Beynimizin arkaik şifrelerini çözmeyi başarmış kapitalist sistemle bu ölüm oyununu oynamak yerine bizi onurlu insanlar yapan akılcı düşünceyi kullanarak verdiğimiz zararları telafi etmenin yollarını aramaya başlamanın zamanı gelmedi mi?
30 Nisan 2022
İstanbul
Dr Yasemin Manavbaşı
*Pareto Sosyolojisi: Aydınlanma filozofları rasyonalitenin önemini vurgularken Vilfredo Pareto (1848-1923) insani içgüdüler gibi rasyonel olmayan faktörlerin önemi üzerinde durmuştur. Sosyolojik çözümlemesinde toplumun insan doğasından kaynaklanan psikolojik güçlerin ve benzeri mekanizmaların bir ürümü olduğunu savunmuştur.

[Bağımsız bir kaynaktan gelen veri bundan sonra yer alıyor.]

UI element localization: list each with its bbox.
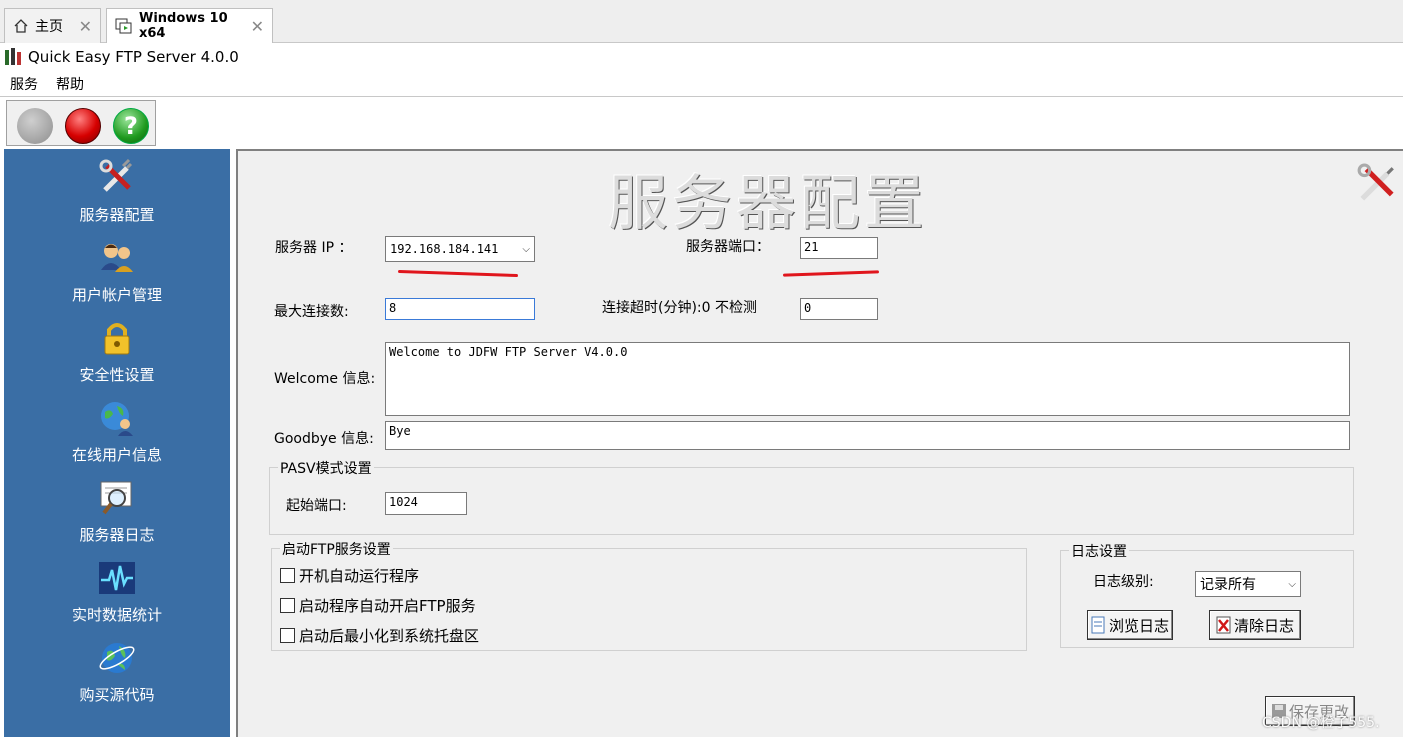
- server-port-input[interactable]: 21: [800, 237, 878, 259]
- sidebar-item-buy-source[interactable]: 购买源代码: [4, 629, 230, 709]
- tab-windows-vm[interactable]: Windows 10 x64 ✕: [106, 8, 273, 43]
- welcome-label: Welcome 信息:: [274, 371, 376, 387]
- tab-home-label: 主页: [35, 19, 63, 35]
- startup-settings-group: 启动FTP服务设置 开机自动运行程序 启动程序自动开启FTP服务 启动后最小化到…: [271, 539, 1027, 651]
- settings-tools-icon: [1356, 163, 1398, 209]
- start-server-button[interactable]: [17, 108, 53, 144]
- server-ip-label: 服务器 IP ：: [275, 240, 353, 256]
- help-button[interactable]: ?: [113, 108, 149, 144]
- log-legend: 日志设置: [1069, 541, 1129, 561]
- server-port-label: 服务器端口：: [686, 239, 770, 255]
- window-title: Quick Easy FTP Server 4.0.0: [28, 48, 239, 66]
- globe-icon: [97, 638, 137, 678]
- checkbox-box: [280, 598, 295, 613]
- max-connections-input[interactable]: 8: [385, 298, 535, 320]
- delete-icon: [1216, 616, 1231, 634]
- document-icon: [1091, 616, 1105, 634]
- stop-server-button[interactable]: [65, 108, 101, 144]
- server-ip-select[interactable]: 192.168.184.141 ⌵: [385, 236, 535, 262]
- browser-tab-bar: 主页 ✕ Windows 10 x64 ✕: [0, 0, 1403, 43]
- server-ip-value: 192.168.184.141: [390, 242, 499, 256]
- log-level-label: 日志级别:: [1093, 574, 1154, 590]
- sidebar-item-security[interactable]: 安全性设置: [4, 309, 230, 389]
- browse-log-label: 浏览日志: [1108, 616, 1169, 635]
- startup-legend: 启动FTP服务设置: [280, 539, 393, 559]
- menu-bar: 服务 帮助: [0, 71, 1403, 97]
- sidebar-item-online-users[interactable]: 在线用户信息: [4, 389, 230, 469]
- log-settings-group: 日志设置 日志级别: 记录所有 ⌵ 浏览日志 清除日志: [1060, 541, 1354, 648]
- log-magnifier-icon: [97, 478, 137, 518]
- page-title: 服务器配置: [608, 169, 928, 239]
- globe-user-icon: [97, 398, 137, 438]
- tab-vm-label: Windows 10 x64: [139, 11, 228, 41]
- checkbox-label: 开机自动运行程序: [299, 567, 420, 585]
- sidebar-item-realtime-stats[interactable]: 实时数据统计: [4, 549, 230, 629]
- close-tab-home-icon[interactable]: ✕: [79, 17, 92, 36]
- chevron-down-icon: ⌵: [1288, 578, 1296, 590]
- sidebar-item-user-accounts[interactable]: 用户帐户管理: [4, 229, 230, 309]
- checkbox-label: 启动程序自动开启FTP服务: [299, 597, 476, 615]
- sidebar-item-label: 服务器日志: [79, 526, 155, 544]
- sidebar-item-label: 服务器配置: [79, 206, 155, 224]
- timeout-label: 连接超时(分钟):0 不检测: [602, 300, 757, 316]
- pasv-settings-group: PASV模式设置 起始端口: 1024: [269, 458, 1354, 535]
- tools-icon: [97, 158, 137, 198]
- minimize-to-tray-checkbox[interactable]: 启动后最小化到系统托盘区: [280, 625, 479, 646]
- checkbox-box: [280, 628, 295, 643]
- welcome-message-value: Welcome to JDFW FTP Server V4.0.0: [389, 345, 628, 359]
- sidebar-item-label: 在线用户信息: [71, 446, 162, 464]
- sidebar-item-label: 购买源代码: [79, 686, 155, 704]
- max-connections-value: 8: [389, 301, 397, 315]
- autorun-checkbox[interactable]: 开机自动运行程序: [280, 565, 419, 586]
- checkbox-label: 启动后最小化到系统托盘区: [299, 627, 480, 645]
- vm-icon: [115, 18, 133, 34]
- red-underline-annotation: [397, 269, 519, 278]
- max-connections-label: 最大连接数:: [274, 304, 349, 320]
- home-icon: [13, 18, 29, 34]
- goodbye-message-value: Bye: [389, 424, 411, 438]
- watermark: CSDN @橙子555.: [1262, 715, 1380, 731]
- sidebar-item-label: 实时数据统计: [71, 606, 162, 624]
- app-icon: [5, 48, 21, 65]
- server-config-panel: 服务器配置 服务器 IP ： 192.168.184.141 ⌵ 服务器端口： …: [236, 149, 1403, 737]
- clear-log-button[interactable]: 清除日志: [1209, 610, 1301, 640]
- pasv-start-port-label: 起始端口:: [286, 498, 347, 514]
- goodbye-label: Goodbye 信息:: [274, 431, 374, 447]
- users-icon: [97, 238, 137, 278]
- window-title-bar: Quick Easy FTP Server 4.0.0: [0, 43, 1403, 71]
- sidebar-item-server-log[interactable]: 服务器日志: [4, 469, 230, 549]
- pulse-chart-icon: [97, 558, 137, 598]
- browse-log-button[interactable]: 浏览日志: [1087, 610, 1173, 640]
- toolbar: ?: [0, 97, 1403, 149]
- question-icon: ?: [124, 112, 138, 140]
- auto-start-ftp-checkbox[interactable]: 启动程序自动开启FTP服务: [280, 595, 476, 616]
- red-underline-annotation: [782, 270, 880, 277]
- timeout-value: 0: [804, 301, 812, 315]
- lock-icon: [97, 318, 137, 358]
- pasv-legend: PASV模式设置: [278, 458, 374, 478]
- pasv-start-port-input[interactable]: 1024: [385, 492, 467, 515]
- checkbox-box: [280, 568, 295, 583]
- goodbye-message-input[interactable]: Bye: [385, 421, 1350, 450]
- tab-home[interactable]: 主页 ✕: [4, 8, 101, 43]
- sidebar-item-label: 用户帐户管理: [71, 286, 162, 304]
- chevron-down-icon: ⌵: [522, 243, 530, 255]
- pasv-start-port-value: 1024: [389, 495, 418, 509]
- menu-service[interactable]: 服务: [10, 74, 38, 94]
- log-level-select[interactable]: 记录所有 ⌵: [1195, 571, 1301, 597]
- sidebar-item-label: 安全性设置: [79, 366, 155, 384]
- close-tab-vm-icon[interactable]: ✕: [251, 17, 264, 36]
- welcome-message-input[interactable]: Welcome to JDFW FTP Server V4.0.0: [385, 342, 1350, 416]
- sidebar: 服务器配置 用户帐户管理 安全性设置 在线用户信息 服务器日志 实时数据统计 购…: [4, 149, 230, 737]
- menu-help[interactable]: 帮助: [56, 74, 84, 94]
- log-level-value: 记录所有: [1200, 577, 1256, 593]
- toolbar-group: ?: [6, 100, 156, 146]
- server-port-value: 21: [804, 240, 819, 254]
- timeout-input[interactable]: 0: [800, 298, 878, 320]
- clear-log-label: 清除日志: [1233, 616, 1294, 635]
- sidebar-item-server-config[interactable]: 服务器配置: [4, 149, 230, 229]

**Rana Plaza Felaketi: 24 Nisan 2013’te çoğu kadın binlerce işçinin çalıştığı beş hazır giyim fabrikası ve bir labirenti andıran dükkanların bulunduğu Rana Plaza kompleksi 90 saniye içinde çöker ve dünya çapında hazır giyim endüstrisi tarihindeki tüm zamanların en ölümcül felaketi yaşanır.

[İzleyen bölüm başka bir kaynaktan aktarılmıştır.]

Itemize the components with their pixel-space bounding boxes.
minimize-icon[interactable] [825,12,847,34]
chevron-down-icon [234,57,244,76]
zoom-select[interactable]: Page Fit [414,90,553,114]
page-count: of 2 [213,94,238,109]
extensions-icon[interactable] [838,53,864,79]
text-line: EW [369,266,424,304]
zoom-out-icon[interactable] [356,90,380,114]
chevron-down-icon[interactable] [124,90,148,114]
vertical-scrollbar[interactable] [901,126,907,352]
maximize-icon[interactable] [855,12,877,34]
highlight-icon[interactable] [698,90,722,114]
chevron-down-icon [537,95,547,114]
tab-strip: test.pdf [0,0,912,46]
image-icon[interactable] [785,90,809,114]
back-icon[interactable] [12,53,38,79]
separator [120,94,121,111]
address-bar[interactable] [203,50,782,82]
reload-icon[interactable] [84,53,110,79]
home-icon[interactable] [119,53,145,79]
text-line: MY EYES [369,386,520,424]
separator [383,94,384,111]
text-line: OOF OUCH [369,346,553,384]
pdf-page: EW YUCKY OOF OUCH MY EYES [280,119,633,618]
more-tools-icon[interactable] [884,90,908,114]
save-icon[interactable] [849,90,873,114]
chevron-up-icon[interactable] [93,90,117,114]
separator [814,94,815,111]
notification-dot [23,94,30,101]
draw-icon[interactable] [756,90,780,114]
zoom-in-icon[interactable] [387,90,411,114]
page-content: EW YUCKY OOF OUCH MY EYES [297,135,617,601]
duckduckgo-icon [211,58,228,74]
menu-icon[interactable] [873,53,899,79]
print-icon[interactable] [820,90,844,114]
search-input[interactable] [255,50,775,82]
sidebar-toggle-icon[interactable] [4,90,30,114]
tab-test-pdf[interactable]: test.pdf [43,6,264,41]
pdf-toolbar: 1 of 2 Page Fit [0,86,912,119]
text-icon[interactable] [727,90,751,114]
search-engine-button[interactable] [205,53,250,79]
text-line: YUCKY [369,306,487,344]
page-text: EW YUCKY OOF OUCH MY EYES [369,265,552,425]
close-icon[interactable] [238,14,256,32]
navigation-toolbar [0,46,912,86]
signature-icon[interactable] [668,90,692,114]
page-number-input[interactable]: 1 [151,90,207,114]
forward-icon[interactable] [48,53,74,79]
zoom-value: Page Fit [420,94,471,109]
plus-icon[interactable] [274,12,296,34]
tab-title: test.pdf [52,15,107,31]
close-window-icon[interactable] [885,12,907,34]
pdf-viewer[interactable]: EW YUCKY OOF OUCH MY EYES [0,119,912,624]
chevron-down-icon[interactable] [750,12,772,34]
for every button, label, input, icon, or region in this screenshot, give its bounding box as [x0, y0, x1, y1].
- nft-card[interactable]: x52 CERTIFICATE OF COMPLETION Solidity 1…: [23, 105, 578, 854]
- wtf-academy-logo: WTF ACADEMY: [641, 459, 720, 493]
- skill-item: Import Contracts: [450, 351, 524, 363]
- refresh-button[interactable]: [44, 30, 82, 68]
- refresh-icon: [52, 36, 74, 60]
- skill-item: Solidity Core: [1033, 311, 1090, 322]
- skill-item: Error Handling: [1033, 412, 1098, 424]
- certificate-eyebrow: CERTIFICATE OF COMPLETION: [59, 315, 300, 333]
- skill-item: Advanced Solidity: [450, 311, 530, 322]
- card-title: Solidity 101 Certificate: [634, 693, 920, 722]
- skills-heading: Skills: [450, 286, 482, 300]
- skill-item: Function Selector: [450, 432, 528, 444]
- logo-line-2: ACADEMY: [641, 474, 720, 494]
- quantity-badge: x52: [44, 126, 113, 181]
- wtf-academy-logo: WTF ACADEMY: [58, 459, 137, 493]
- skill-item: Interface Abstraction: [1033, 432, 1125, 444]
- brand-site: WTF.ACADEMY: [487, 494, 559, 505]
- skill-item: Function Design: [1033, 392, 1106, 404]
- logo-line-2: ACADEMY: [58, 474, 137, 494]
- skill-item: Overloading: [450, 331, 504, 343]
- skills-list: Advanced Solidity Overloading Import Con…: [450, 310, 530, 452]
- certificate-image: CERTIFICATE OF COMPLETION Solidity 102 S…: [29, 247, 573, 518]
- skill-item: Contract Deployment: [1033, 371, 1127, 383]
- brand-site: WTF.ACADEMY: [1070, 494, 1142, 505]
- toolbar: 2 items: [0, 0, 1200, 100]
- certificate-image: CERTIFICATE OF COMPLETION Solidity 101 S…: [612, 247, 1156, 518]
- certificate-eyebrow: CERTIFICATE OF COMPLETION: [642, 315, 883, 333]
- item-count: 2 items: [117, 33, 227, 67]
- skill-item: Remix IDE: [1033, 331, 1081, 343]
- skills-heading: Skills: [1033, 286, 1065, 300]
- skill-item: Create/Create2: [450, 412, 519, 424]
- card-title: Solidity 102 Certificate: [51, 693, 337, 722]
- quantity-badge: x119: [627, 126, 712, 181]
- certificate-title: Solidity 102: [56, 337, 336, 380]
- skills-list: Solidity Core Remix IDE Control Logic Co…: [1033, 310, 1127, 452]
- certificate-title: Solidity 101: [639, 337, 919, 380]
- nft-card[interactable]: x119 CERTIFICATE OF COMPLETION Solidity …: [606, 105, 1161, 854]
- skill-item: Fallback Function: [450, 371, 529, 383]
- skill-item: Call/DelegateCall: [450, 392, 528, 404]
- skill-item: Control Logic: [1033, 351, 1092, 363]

Bangladeş’te yaşanan bu olay çoğunluğunu 18-20 yaş arasındaki genç kadınların oluşturduğu 1138 kişinin ölümüne, 2500 kişinin yaralanmasına neden olur. Yalnızca beş kat için ruhsat almış aceleyle inşa edilmiş Rana Plaza’ya bir gün önce duvarlarında oluşan büyük ve tehlikeli çatlaklar nedeniyle belediye tarafından tehlike raporu verilmiştir ama tekstil işçileri patronların ücret kesintisi ve işten çıkarma tehdidi sebebiyle binaya girmek zorunda kalırlar.